A second cause of rising crime, he argues, was a breakdown in trust between police and community. “People who commit crimes know this. They’re like, ‘Look, I know in this neighborhood people don’t call the police, therefore I’m freer to sell dope, carry guns, harm others, extort people.’ It is very important for the sake of public safety to hold police accountable on a consistent ongoing basis because, if you don’t, it will allow crime to thrive and grow, which is nobody’s benefit.”
Centrist Democrats took the ballot result as a sign that the phrase “defund the police” had turned politically radioactive and become a gift to Republicans eager to portray them as soft on crime. Former president Barack Obama warned young progressives that it would turn off many voters.
But Ellison, a former deputy chair of the Democratic National Committee, believes that “defund the police” has been unfairly weaponised by a Republican party that, given its unwillingness to address gun violence, has no credibility on public safety.
He points out that police misconduct lawsuits in Minneapolis and elsewhere in recent years have cost taxpayers hundreds of millions of dollars – money that could have been spent on hospitals, parks, public transport or schools. “It’s going to compensate victims of police misconduct. What if we just stop the misconduct?”
The failure of the ballot measure in Minnesota hinted at a broader loss of momentum after that seemingly revolutionary summer. The Black Lives Matter signs that adorned many front gardens gradually gave way to Ukrainian flags as new causes took hold. Congress failed to reach a bipartisan agreement on the George Floyd Justice in Policing Act. Police shot and killed at least 1,096 people – a record – last year, according to a count by the Washington Post.
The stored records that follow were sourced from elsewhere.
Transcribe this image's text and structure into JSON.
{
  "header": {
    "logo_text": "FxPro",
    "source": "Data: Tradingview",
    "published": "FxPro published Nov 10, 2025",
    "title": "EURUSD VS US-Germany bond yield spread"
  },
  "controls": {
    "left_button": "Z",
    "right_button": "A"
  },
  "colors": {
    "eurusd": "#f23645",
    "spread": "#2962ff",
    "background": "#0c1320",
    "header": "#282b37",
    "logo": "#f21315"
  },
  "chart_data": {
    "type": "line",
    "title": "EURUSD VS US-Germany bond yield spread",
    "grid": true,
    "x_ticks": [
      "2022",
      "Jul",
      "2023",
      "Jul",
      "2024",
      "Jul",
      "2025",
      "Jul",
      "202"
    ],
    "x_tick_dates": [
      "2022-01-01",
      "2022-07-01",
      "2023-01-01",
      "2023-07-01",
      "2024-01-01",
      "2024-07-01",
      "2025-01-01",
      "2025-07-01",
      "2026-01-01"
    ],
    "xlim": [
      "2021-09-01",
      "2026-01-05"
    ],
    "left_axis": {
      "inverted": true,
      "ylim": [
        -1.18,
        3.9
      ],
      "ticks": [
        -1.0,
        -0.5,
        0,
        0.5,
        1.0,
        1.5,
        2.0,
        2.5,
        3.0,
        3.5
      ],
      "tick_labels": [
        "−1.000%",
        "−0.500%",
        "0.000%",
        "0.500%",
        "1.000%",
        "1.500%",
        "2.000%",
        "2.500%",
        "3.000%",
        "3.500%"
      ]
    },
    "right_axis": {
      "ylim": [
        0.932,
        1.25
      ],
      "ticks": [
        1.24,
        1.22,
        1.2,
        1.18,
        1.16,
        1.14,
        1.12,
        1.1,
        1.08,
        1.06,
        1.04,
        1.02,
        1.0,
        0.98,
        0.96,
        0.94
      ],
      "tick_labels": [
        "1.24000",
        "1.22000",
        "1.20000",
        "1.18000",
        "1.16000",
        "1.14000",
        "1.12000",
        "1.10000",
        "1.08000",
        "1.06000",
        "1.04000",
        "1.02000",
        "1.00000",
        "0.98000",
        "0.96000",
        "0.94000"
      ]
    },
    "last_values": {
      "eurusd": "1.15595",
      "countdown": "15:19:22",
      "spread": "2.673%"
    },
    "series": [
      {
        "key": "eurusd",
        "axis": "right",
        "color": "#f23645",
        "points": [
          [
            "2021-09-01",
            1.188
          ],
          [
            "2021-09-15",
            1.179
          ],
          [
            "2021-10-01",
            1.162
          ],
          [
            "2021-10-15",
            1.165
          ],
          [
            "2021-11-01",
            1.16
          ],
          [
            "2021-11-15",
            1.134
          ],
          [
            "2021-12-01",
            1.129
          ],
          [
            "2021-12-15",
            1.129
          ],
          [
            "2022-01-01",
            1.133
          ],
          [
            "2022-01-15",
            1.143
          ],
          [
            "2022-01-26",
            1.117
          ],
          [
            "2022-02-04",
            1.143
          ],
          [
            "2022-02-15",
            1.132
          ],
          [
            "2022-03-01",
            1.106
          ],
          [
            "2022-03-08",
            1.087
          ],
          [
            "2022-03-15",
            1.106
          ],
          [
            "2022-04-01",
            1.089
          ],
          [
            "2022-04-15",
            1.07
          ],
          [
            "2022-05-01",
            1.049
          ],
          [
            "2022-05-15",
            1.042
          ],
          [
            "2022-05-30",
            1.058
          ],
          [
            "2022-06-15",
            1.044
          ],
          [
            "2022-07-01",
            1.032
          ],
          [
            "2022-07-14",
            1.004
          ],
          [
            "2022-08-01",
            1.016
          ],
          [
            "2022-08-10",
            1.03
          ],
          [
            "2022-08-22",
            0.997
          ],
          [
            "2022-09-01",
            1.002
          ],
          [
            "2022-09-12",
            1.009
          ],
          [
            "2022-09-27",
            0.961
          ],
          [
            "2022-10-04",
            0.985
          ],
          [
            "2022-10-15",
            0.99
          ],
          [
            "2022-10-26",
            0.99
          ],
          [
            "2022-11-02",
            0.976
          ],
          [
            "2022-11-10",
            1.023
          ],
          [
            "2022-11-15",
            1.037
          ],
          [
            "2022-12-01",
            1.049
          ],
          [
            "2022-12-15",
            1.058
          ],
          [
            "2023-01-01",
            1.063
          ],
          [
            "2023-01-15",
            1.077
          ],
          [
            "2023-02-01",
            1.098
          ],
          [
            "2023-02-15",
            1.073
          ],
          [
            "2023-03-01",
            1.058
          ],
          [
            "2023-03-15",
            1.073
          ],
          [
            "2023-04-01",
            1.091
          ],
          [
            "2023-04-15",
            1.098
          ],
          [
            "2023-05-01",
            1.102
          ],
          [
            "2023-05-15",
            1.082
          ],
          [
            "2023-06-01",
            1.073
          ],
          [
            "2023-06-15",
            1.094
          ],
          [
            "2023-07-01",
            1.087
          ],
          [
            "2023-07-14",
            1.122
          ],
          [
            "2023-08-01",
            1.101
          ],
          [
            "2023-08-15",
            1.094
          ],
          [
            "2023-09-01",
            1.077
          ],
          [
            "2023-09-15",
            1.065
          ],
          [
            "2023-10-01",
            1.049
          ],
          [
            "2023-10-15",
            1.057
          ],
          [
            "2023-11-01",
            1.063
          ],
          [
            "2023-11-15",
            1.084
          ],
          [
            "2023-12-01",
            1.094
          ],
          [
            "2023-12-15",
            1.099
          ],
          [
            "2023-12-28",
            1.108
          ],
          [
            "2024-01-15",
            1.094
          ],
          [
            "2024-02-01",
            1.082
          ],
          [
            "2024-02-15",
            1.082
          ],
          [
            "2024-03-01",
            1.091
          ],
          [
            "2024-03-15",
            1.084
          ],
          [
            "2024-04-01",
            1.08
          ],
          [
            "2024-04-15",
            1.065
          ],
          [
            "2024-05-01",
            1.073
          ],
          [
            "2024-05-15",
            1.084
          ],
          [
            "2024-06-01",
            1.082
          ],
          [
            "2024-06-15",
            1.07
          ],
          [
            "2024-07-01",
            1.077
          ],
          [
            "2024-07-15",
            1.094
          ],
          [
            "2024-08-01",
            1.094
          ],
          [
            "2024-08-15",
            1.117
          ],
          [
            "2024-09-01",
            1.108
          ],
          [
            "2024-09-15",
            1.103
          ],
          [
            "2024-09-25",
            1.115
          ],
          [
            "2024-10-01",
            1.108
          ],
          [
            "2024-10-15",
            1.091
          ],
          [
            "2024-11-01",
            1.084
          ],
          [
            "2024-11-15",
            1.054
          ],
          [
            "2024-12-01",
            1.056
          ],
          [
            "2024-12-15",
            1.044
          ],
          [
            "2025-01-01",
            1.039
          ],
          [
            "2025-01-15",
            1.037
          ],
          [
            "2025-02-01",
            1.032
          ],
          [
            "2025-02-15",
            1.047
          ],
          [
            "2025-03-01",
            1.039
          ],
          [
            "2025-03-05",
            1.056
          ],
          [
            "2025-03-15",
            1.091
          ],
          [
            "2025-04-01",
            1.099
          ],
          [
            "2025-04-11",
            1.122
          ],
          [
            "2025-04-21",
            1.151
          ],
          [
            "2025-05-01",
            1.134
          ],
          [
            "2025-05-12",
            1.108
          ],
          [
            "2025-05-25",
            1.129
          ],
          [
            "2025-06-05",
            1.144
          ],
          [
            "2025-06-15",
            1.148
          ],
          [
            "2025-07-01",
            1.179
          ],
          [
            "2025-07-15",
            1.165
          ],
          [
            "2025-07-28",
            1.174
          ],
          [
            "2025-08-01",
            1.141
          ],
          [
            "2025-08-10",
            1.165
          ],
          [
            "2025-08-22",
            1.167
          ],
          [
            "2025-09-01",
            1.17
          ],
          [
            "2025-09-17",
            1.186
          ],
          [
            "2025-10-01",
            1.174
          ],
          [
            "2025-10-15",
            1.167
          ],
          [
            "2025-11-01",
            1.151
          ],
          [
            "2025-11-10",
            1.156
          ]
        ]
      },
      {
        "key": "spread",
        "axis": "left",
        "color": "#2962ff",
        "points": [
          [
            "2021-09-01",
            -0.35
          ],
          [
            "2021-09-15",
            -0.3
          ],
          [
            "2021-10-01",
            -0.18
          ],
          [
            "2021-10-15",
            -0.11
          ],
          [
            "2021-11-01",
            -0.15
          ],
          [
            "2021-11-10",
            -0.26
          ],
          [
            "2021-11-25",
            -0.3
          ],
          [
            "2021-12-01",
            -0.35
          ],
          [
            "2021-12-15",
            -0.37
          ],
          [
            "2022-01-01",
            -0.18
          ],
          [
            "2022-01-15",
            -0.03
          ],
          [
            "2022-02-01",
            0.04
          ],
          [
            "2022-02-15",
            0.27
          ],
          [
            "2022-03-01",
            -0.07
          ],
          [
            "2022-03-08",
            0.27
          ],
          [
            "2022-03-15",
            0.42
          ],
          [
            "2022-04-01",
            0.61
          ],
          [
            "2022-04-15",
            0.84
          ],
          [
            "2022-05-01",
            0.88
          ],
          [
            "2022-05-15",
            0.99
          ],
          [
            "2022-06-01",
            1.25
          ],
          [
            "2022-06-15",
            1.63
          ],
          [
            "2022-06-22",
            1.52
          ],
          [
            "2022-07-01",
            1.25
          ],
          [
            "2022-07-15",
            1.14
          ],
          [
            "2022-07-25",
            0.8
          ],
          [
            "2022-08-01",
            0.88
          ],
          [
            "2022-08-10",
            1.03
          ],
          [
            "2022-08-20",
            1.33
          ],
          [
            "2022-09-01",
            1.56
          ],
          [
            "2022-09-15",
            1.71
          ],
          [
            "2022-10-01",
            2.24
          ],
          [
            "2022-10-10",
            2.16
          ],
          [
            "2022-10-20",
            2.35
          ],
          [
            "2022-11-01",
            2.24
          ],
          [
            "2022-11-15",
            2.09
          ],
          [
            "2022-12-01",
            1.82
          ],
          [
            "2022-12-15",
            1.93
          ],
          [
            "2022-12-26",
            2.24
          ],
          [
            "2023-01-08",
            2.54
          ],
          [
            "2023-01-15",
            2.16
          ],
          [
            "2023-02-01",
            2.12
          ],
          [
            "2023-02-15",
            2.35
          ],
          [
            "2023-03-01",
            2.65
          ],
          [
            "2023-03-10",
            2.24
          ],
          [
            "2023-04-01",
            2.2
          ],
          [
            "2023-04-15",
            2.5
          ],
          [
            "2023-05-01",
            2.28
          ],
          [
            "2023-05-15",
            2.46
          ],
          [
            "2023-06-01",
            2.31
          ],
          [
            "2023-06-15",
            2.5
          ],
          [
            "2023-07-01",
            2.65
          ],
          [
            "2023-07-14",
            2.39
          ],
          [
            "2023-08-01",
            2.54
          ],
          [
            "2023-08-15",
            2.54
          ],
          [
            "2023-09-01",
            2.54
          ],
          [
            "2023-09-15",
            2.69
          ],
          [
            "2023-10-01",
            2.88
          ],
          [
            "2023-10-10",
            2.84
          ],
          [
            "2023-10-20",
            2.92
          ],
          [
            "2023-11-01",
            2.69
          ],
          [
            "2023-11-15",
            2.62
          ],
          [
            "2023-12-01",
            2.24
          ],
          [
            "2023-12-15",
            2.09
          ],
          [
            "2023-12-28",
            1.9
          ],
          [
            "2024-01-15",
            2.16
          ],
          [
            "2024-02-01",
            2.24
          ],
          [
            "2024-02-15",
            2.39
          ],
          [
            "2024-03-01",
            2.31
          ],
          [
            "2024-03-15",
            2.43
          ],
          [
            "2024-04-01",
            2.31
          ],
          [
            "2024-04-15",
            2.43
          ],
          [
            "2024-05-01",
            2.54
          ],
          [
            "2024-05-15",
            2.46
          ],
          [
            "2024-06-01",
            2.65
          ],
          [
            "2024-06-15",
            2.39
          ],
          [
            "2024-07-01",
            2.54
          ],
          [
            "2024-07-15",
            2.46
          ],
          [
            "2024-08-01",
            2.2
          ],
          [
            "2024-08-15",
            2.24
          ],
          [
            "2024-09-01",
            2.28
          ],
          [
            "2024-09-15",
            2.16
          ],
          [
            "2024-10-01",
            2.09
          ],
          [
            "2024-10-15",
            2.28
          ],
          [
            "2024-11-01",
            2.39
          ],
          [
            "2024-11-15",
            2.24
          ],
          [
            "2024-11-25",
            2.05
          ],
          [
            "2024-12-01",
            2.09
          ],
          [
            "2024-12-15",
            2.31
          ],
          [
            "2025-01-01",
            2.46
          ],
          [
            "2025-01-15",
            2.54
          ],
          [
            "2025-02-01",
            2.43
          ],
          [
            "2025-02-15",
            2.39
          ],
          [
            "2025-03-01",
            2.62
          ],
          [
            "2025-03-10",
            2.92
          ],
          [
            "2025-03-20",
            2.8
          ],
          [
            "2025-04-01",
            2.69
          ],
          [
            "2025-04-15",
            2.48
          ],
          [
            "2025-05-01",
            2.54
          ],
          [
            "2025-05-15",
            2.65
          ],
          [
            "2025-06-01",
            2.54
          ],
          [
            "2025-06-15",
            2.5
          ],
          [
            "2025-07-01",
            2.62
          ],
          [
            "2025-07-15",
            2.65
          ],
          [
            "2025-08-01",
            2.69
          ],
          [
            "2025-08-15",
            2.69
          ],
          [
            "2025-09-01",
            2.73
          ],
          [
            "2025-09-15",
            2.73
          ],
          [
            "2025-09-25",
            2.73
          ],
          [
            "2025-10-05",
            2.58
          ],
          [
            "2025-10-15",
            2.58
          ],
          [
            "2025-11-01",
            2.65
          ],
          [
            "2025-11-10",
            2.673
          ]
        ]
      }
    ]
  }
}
But Ellison sees a mixed picture. “What I can tell you is that on the local level a lot of good things have happened. You’ve seen legislation passed in the state of Minnesota. The city of Minneapolis has taken a number of measures to try to improve things. We’ve hired some police leaders who are reform-minded. But quite honestly, it has been an uneven progress. The federal government hasn’t really done anything, which is really disappointing.”
The ambivalence was highlighted earlier this year when Tyre Nichols, a 29-year-old Black man, died after a traffic stop escalated into a beating by a group of Memphis police officers. The horrific killing reopened old wounds but Memphis police and county officials earned praise for a swift, unequivocal response. Five officers were fired and charged with second-degree murder. They pleaded not guilty.
Ellison was impressed. “Quite honestly, I think that if George Floyd had not occurred, maybe we would still be stuck in this very ham-handed, fumbling-along approach, but the way that they did it signaled to the population that this was going to be handled in a proper way and it was going to be meaningful accountability.”
Indeed, despite all he has seen of the worst in human nature, Ellison remains optimistic about the future. He reflects: “Look, it’s sad but it’s true: the people who killed George Floyd were a multiracial group. There was one Black officer, one Hmong officer and two white officers. But the people who stood up for George Floyd were a multiracial group too. There was a young white woman who was a firefighter, two young white teenagers, a 61-year-old African American man, a 17-year-old Black girl.
“It was a mixed group and, if you look at the protests, they were multiracial. I’m not pessimistic. We can move forward but we’ve got to try to take stock of the lessons that are available to be learned and that’s why I wrote the book, because I want folks to really think about solving this problem.”